Today, the bar is higher.  FATCA describes an elaborate mechanism of withholding designed to anchor its information reporting requirements.  Unfortunately, U.S. tax authorities found themselves in the same position as a new owner of a piece of IKEA furniture missing a crucial final bolt after hours of toil.  Sophisticated taxpayers quickly learned how the complex rules were vulnerable, easily gamed by employing “blocker” structures.   Unable to find that missing piece, U.S. authorities decided that they had done enough and left a blank spot where an anti-blocker “bolt” should have been.  Really, I’m not making this up (take a look at Treas. Reg. §1.1471-5(h)(2)). Uncharitable, but perhaps not unfair, comparisons could be drawn to Theranos, the discredited medical testing company infamous for failing to deliver on its promised breakthrough technology.

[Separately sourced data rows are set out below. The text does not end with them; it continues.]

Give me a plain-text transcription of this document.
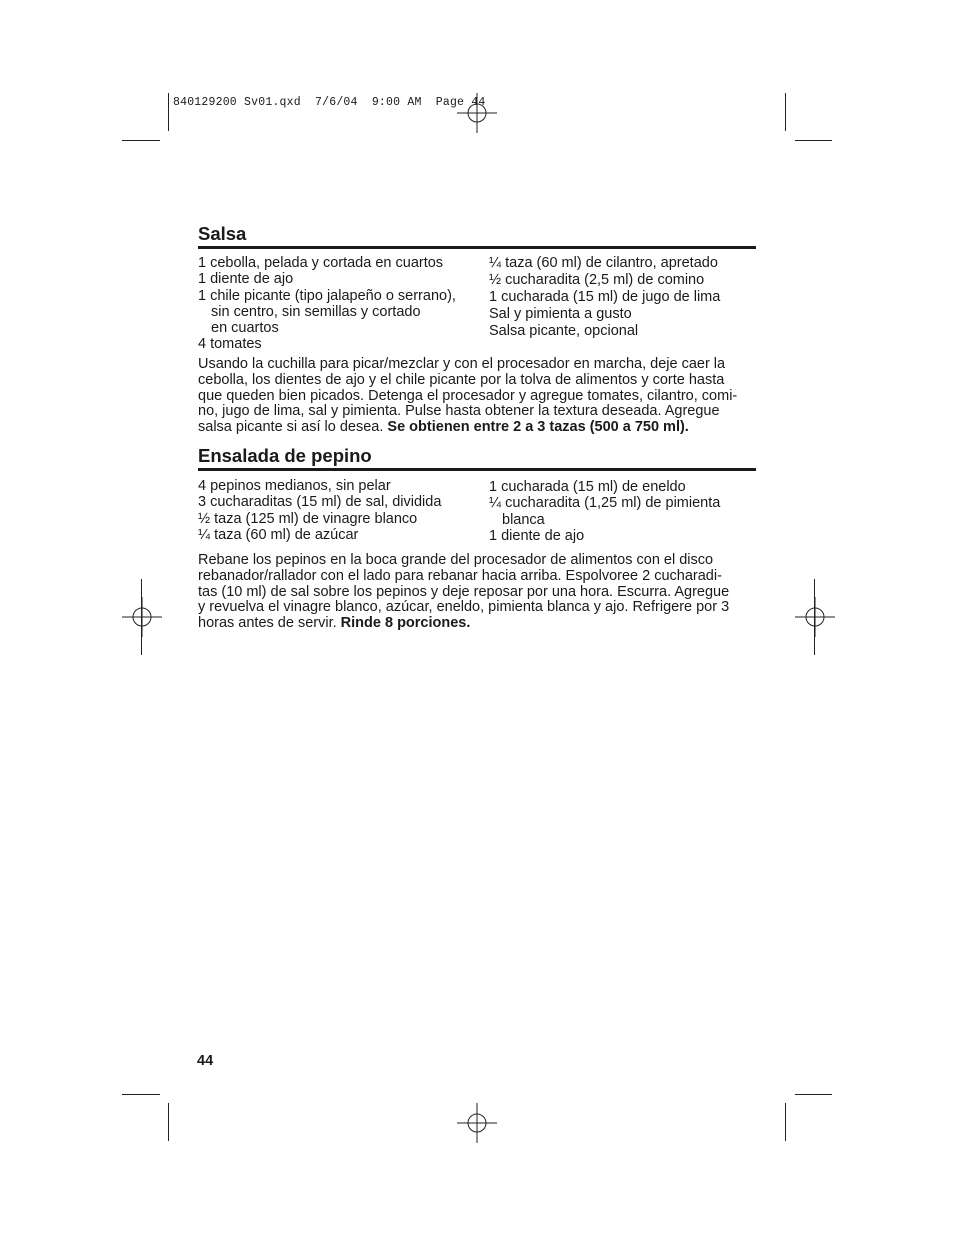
840129200 Sv01.qxd  7/6/04  9:00 AM  Page 44
Salsa
1 cebolla, pelada y cortada en cuartos
1 diente de ajo
1 chile picante (tipo jalapeño o serrano),
sin centro, sin semillas y cortado
en cuartos
4 tomates
¼ taza (60 ml) de cilantro, apretado
½ cucharadita (2,5 ml) de comino
1 cucharada (15 ml) de jugo de lima
Sal y pimienta a gusto
Salsa picante, opcional
Usando la cuchilla para picar/mezclar y con el procesador en marcha, deje caer la
cebolla, los dientes de ajo y el chile picante por la tolva de alimentos y corte hasta
que queden bien picados. Detenga el procesador y agregue tomates, cilantro, comi-
no, jugo de lima, sal y pimienta. Pulse hasta obtener la textura deseada. Agregue
salsa picante si así lo desea. Se obtienen entre 2 a 3 tazas (500 a 750 ml).
Ensalada de pepino
4 pepinos medianos, sin pelar
3 cucharaditas (15 ml) de sal, dividida
½ taza (125 ml) de vinagre blanco
¼ taza (60 ml) de azúcar
1 cucharada (15 ml) de eneldo
¼ cucharadita (1,25 ml) de pimienta
blanca
1 diente de ajo
Rebane los pepinos en la boca grande del procesador de alimentos con el disco
rebanador/rallador con el lado para rebanar hacia arriba. Espolvoree 2 cucharadi-
tas (10 ml) de sal sobre los pepinos y deje reposar por una hora. Escurra. Agregue
y revuelva el vinagre blanco, azúcar, eneldo, pimienta blanca y ajo. Refrigere por 3
horas antes de servir. Rinde 8 porciones.
44
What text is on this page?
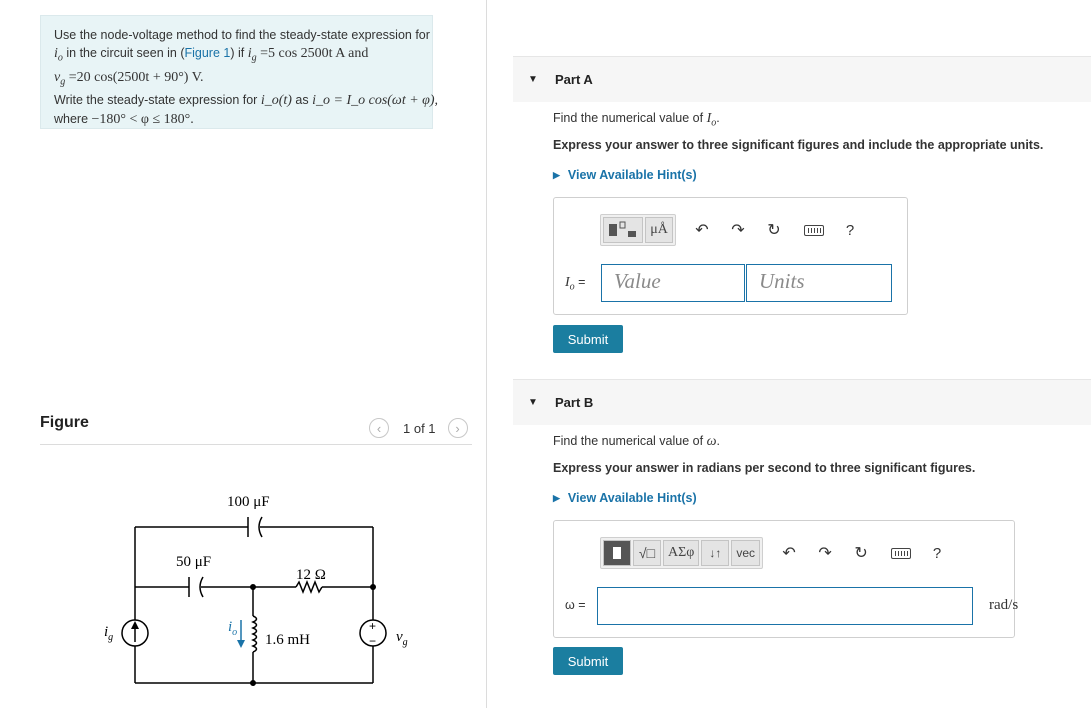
Use the node-voltage method to find the steady-state expression for
$i_o$ in the circuit seen in (Figure 1) if $i_g =5$ cos 2500t A and
$v_g =20$ cos(2500t + 90°) V.
Write the steady-state expression for i_o(t) as i_o = I_o cos(ωt + φ),
where −180° < φ ≤ 180°.
Figure	‹	1 of 1	›
100 μF
50 μF
12 Ω
1.6 mH
$i_g$
$i_o$	$v_g$
+
−
▼ Part A
Find the numerical value of $I_o$.
Express your answer to three significant figures and include the appropriate units.
▶ View Available Hint(s)
μÅ	↶	↷	↻	?
$I_o$ =	Value	Units
Submit
▼ Part B
Find the numerical value of ω.
Express your answer in radians per second to three significant figures.
▶ View Available Hint(s)
√□ ΑΣφ	↓↑	vec	↶	↷	↻	?
ω =	rad/s
Submit
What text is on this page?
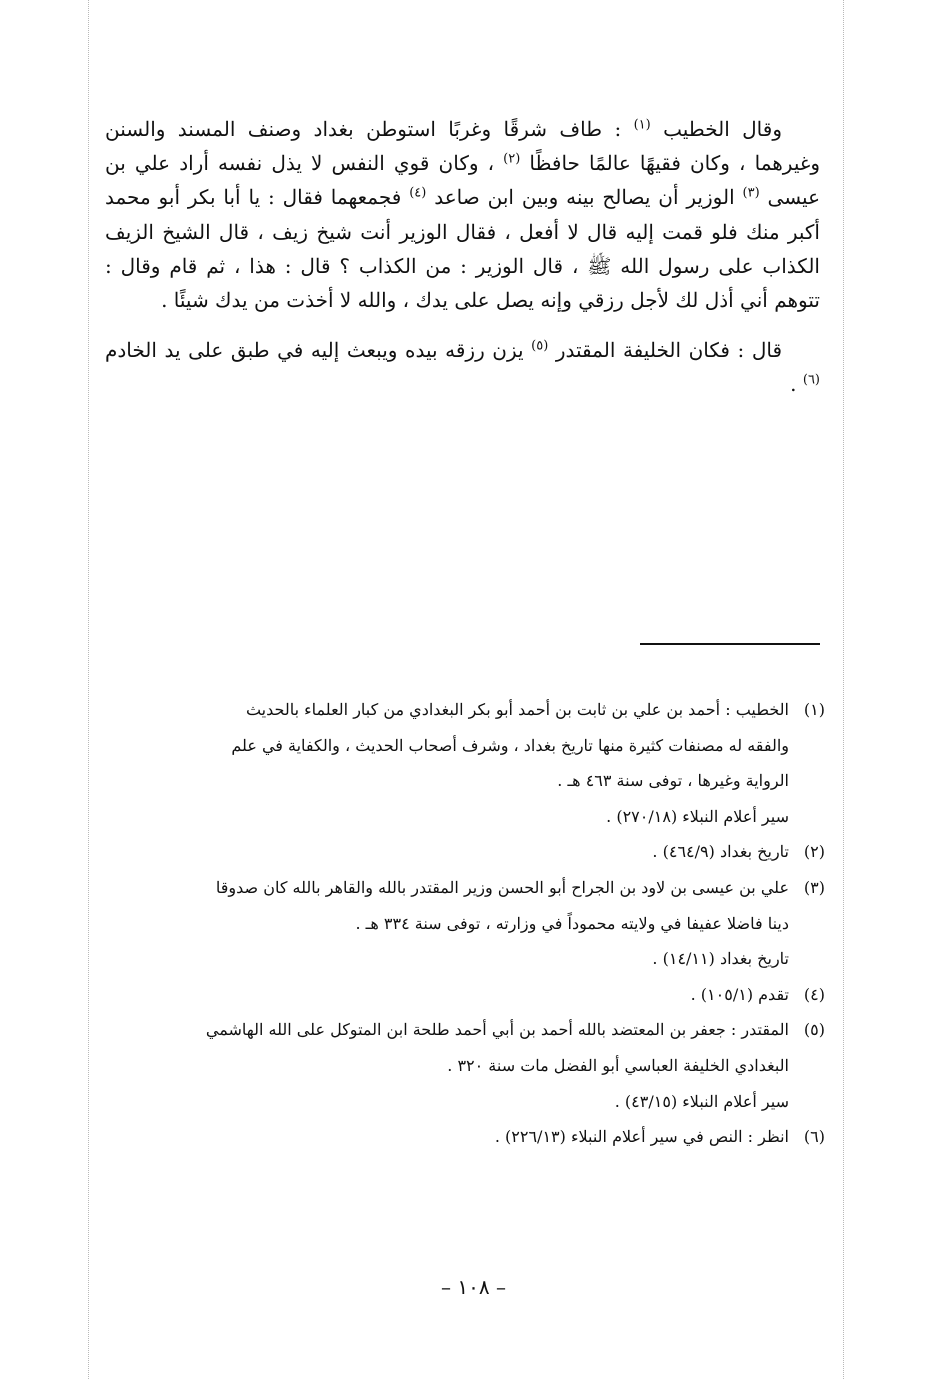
وقال الخطيب $^{(١)}$ : طاف شرقًا وغربًا استوطن بغداد وصنف المسند والسنن وغيرهما ، وكان فقيهًا عالمًا حافظًا $^{(٢)}$ ، وكان قوي النفس لا يذل نفسه أراد علي بن عيسى $^{(٣)}$ الوزير أن يصالح بينه وبين ابن صاعد $^{(٤)}$ فجمعهما فقال : يا أبا بكر أبو محمد أكبر منك فلو قمت إليه قال لا أفعل ، فقال الوزير أنت شيخ زيف ، قال الشيخ الزيف الكذاب على رسول الله ﷺ ، قال الوزير : من الكذاب ؟ قال : هذا ، ثم قام وقال : تتوهم أني أذل لك لأجل رزقي وإنه يصل على يدك ، والله لا أخذت من يدك شيئًا .

قال : فكان الخليفة المقتدر $^{(٥)}$ يزن رزقه بيده ويبعث إليه في طبق على يد الخادم $^{(٦)}$ .

(١)
الخطيب : أحمد بن علي بن ثابت بن أحمد أبو بكر البغدادي من كبار العلماء بالحديث
والفقه له مصنفات كثيرة منها تاريخ بغداد ، وشرف أصحاب الحديث ، والكفاية في علم
الرواية وغيرها ، توفى سنة ٤٦٣ هـ .
سير أعلام النبلاء (٢٧٠/١٨) .
(٢)
تاريخ بغداد (٤٦٤/٩) .
(٣)
علي بن عيسى بن لاود بن الجراح أبو الحسن وزير المقتدر بالله والقاهر بالله كان صدوقا
دينا فاضلا عفيفا في ولايته محموداً في وزارته ، توفى سنة ٣٣٤ هـ .
تاريخ بغداد (١٤/١١) .
(٤)
تقدم (١٠٥/١) .
(٥)
المقتدر : جعفر بن المعتضد بالله أحمد بن أبي أحمد طلحة ابن المتوكل على الله الهاشمي
البغدادي الخليفة العباسي أبو الفضل مات سنة ٣٢٠ .
سير أعلام النبلاء (٤٣/١٥) .
(٦)
انظر : النص في سير أعلام النبلاء (٢٢٦/١٣) .
– ١٠٨ –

As much as international tax enforcement would benefit from its very own Über, they haven’t found it yet.  Post-FATCA information flows have grown from those Everson described in 2006, but they reflect incremental change rather than a digital revolution.  Partner states and private actors continue to supply U.S. tax authorities with extraterritorial tax information much as they did a decade ago, now enhanced by a new generation of intergovernmental agreements.  FATCA’s potential to capitalize on the tools of the digital era to feed information directly from banks across the globe to the I.R.S—thereby achieving parity between domestic information reporting and the flow of extraterritorial tax information—remains unfulfilled.

The OECD’s Common Reporting Standard highlights the same basic problem.  The Common Reporting Standard creates a clear set of reporting obligations with respect to extraterritorial tax information.  Dozens of states have committed to participate.  The United States has not.  Absent congressional action, U.S. tax authorities have argued that they simply lack the authority to do so.  Given the outburst of inward-looking populism that characterized 2016, U.S. legislation designed to help other countries enforce their taxes seems a remote possibility.

The result in this case is chair missing a leg, not merely a bolt.  With the United States on the sidelines, the Common Reporting Standard looks a lot like that forlorn chair.  If escaping its information dragnet is no more difficult than moving money onshore—into the United States—the Common Reporting Standard seems like a cruel joke.

What does all this mean for the international tax regime?  Whether the better analogy is an algorithm that leaves you stranded on the curb or a precarious piece of flat-packed furniture, the two major innovations in global tax enforcement over the past decade have not (yet?) delivered on their promises.